Masayuki Miura

Induction of apoptosis in fibroblasts by IL-1β-converting enzyme, a mammalian homolog of the C. elegans cell death gene ced-3

The mammalian interleukin-1 beta-converting enzyme (ICE) has sequence similarity to the C. elegans cell death gene ced-3. We show here that overexpression of the murine ICE (mICE) gene or of the C. elegans ced-3 gene causes Rat-1 cells to undergo programmed cell death. Point mutations in a region homologous between mICE and CED-3 eliminate the ability of mICE and ced-3 to cause cell death. The cell death caused by mICE can be suppressed by overexpression of the crmA gene, a specific inhibitor of ICE, as well as by bcl-2, a mammalian oncogene that can act to prevent programmed cell death. Our results suggest that ICE may function during mammalian development to cause programmed cell death.

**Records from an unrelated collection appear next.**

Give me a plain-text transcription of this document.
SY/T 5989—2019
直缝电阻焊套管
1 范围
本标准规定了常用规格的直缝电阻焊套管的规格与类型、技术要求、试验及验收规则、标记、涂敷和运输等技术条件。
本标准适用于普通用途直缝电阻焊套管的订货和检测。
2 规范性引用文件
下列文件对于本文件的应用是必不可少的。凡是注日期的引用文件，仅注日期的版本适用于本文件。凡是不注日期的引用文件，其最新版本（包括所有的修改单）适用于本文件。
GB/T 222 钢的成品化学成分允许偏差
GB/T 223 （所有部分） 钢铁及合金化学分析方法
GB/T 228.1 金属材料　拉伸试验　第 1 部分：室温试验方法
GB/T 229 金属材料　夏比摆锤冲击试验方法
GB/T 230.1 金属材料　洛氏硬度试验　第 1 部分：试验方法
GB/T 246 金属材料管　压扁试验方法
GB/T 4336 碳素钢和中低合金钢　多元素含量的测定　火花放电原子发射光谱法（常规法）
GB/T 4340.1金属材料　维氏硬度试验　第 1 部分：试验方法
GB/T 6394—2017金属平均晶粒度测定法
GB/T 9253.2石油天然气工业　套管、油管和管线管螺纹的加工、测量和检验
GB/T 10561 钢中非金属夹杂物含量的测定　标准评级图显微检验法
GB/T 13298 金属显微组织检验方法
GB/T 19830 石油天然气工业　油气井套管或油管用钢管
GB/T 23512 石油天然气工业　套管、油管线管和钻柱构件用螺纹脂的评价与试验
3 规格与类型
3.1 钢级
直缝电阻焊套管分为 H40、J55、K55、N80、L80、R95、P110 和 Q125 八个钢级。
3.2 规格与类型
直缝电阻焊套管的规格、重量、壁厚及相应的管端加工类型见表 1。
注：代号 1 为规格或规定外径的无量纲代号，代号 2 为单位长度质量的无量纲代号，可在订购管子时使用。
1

Ich-1, an Ice/ced-3-related gene, encodes both positive and negative regulators of programmed cell death

We report here the isolation and characterization of Ich-1, a gene related to the C. elegans cell death gene ced-3 and the mammalian homolog of ced-3, interleukin-1 beta-converting enzyme (ICE). Alternative splicing results in two distinct Ich-1 mRNA species. One mRNA species encodes a protein product of 435 amino acids (ICH-1L) that is homologous to both the P20 and P10 subunits of ICE (27% identity) and the entire CED-3 protein (28% identity). The other mRNA encodes a 312 amino acid truncated version of ICH-1L protein (ICH-1S). Overexpression of IchL induces programmed cell death, suggesting that Ich-1 is also a mammalian programmed cell death gene. More interestingly, overexpression of the Ich-1S suppresses Rat-1 cell death induced by serum deprivation. These observations suggest that Ich-1 plays an important role in both positive and negative regulation of programmed cell death in vertebrate animals.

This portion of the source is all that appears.